Les mensonges du 26 octobre...

vendredi 25 octobre 2013 par Arimi Choubadé

Exécutions sommaires, assassinats, enlèvements, déportations de prétendus sorciers, exiles forcés, détournements massifs de deniers publics, crimes écologiques contre des arbres centenaires au nom de la lutte contre la sorcellerie, tortures. Toutes ces horreurs commises entre le 26 octobre 1972 et février 1990 amnistiées. Au nom de la protection de la révolution marxiste léniniste. Interdiction formelle d’ailleurs d’en parler sur la place publique sous peine de sanction de la Haute autorité de l’audiovisuelle et de la communication. Pas question pour les victimes, leurs proches ou même de simples témoins des 17 années de terreur de partager ces moments cruels avec leurs compatriotes à travers les médias locaux. Au pays inventeur de la conférence nationale, berceau de la démocratie, la plus grande menace à la paix serait la vérité sur le passé du pays.

Mais l’interdiction et l’impasse sur la vérité est loin d’être absolue et totale. Il existe une autre "vérité" libre de toute expression et de toute propagande, celle des bourreaux et affidés. Ainsi, les auteurs et complices des crimes de sang et des crimes économiques, eux, sont admis à vanter et à revendiquer ce qu’ils considèrent être de hauts faits de gouvernance. Houdou Ali, ancien ministre de la révolution peut venir louanger à longueur de 26 octobre, les "bienfaits" du régime ayant versé le plus de sang de ses concitoyens. Avec une pointe d’arrogance et de mépris pour les victimes d’hier, sur tous les médias du pays sans se faire "censurer". Par contre, impossible pour l’ancien bagnard, Janvier Assogba de faire part à l’opinion publique de comment il a souffert dans sa chair et dans son âme de sa décennie et demi de détention arbitraire ; de comment il a assisté impuissant à la déchéance de son foyer conjugal ; des séquelles qu’il traîne encore de ce passage en enfer ; de ses ressentiments lorsqu’il voit comment ses bourreaux sont adulés, promus, célébrés par la République pendant que lui et ses compagnons rescapés sont relégués aux archives étouffées de l’histoire politique du Dahomey puis du Bénin.

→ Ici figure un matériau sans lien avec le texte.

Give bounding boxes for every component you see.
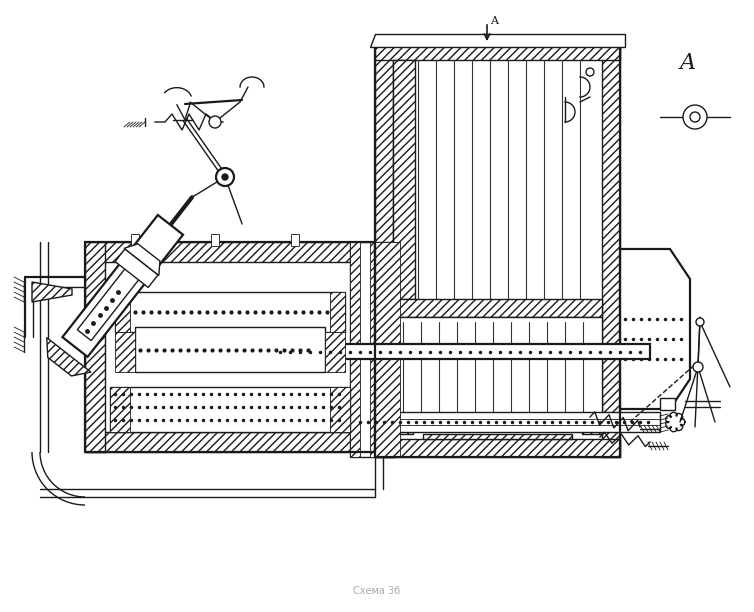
Bar	[375, 42, 620, 457]
Bar	[660, 398, 675, 410]
Polygon shape	[582, 419, 602, 434]
Polygon shape	[350, 242, 360, 457]
Bar	[135, 327, 325, 372]
Polygon shape	[85, 242, 105, 452]
Polygon shape	[85, 242, 375, 262]
Bar	[115, 292, 345, 332]
Polygon shape	[393, 419, 413, 434]
Polygon shape	[115, 292, 130, 332]
Circle shape	[586, 68, 594, 76]
Polygon shape	[375, 42, 393, 457]
Bar	[355, 412, 660, 432]
Polygon shape	[85, 432, 375, 452]
Polygon shape	[330, 292, 345, 332]
Bar	[350, 242, 395, 457]
Polygon shape	[110, 387, 130, 432]
Polygon shape	[124, 244, 160, 275]
Polygon shape	[620, 249, 690, 409]
Polygon shape	[78, 263, 143, 341]
Bar	[110, 387, 350, 432]
Polygon shape	[47, 338, 91, 376]
Polygon shape	[115, 332, 135, 372]
Polygon shape	[393, 317, 602, 419]
Polygon shape	[375, 439, 620, 457]
Polygon shape	[32, 282, 72, 302]
Polygon shape	[423, 434, 572, 439]
Polygon shape	[393, 299, 602, 317]
Text: A: A	[490, 16, 498, 26]
Polygon shape	[63, 215, 183, 357]
Polygon shape	[393, 60, 415, 299]
Circle shape	[683, 105, 707, 129]
Circle shape	[216, 168, 234, 186]
Bar	[291, 234, 299, 246]
Bar	[275, 344, 650, 359]
Polygon shape	[355, 242, 375, 452]
Text: Схема 3б: Схема 3б	[354, 586, 400, 596]
Polygon shape	[370, 34, 625, 47]
Bar	[85, 242, 375, 452]
Circle shape	[696, 318, 704, 326]
Polygon shape	[375, 42, 620, 60]
Polygon shape	[602, 42, 620, 457]
Circle shape	[209, 116, 221, 128]
Text: A: A	[680, 52, 696, 74]
Circle shape	[693, 362, 703, 372]
Bar	[211, 234, 219, 246]
Bar	[131, 234, 139, 246]
Circle shape	[690, 112, 700, 122]
Polygon shape	[115, 249, 158, 288]
Polygon shape	[330, 387, 350, 432]
Polygon shape	[370, 242, 400, 457]
Circle shape	[222, 174, 228, 180]
Polygon shape	[325, 332, 345, 372]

"Tout peuple qui oublie son passé, se condamne à le revivre" disait l’homme d’Etat anglais Winston Churchill. D’où les interrogations sur la portée pédagogique de ces mensonges du 26 octobre. Des compatriotes ont été tués, torturés, exilés, spoliés, humiliés, sacrifiés pour que nous soyons plus libres. Et la République ne trouve aucun créneau, aucun espace, aucune occasion pour leur rendre hommage. Les bourreaux, quant à eux, ont conservé tous les avantages tirés de la dictature et en ont amassé (et continue d’amasser) davantage sous le renouveau démocratique. Une sorte de consécration de l’impunité et de la négation des valeurs de citoyenneté et d’appartenance à une nation. Les gestionnaires actuels savent bien qu’hier des gens ont versé du sang béninois sans être inquiété en plus d’avoir pillé les banques, le trésor public et mis le pays en cessation de paiement et les fonctionnaires sans salaire. Pourquoi devraient-il prendre peur juste pour avoir mal géré les caisses de l’Etat alors que la croissance économique est positive et les fonctionnaires régulièrement payés ?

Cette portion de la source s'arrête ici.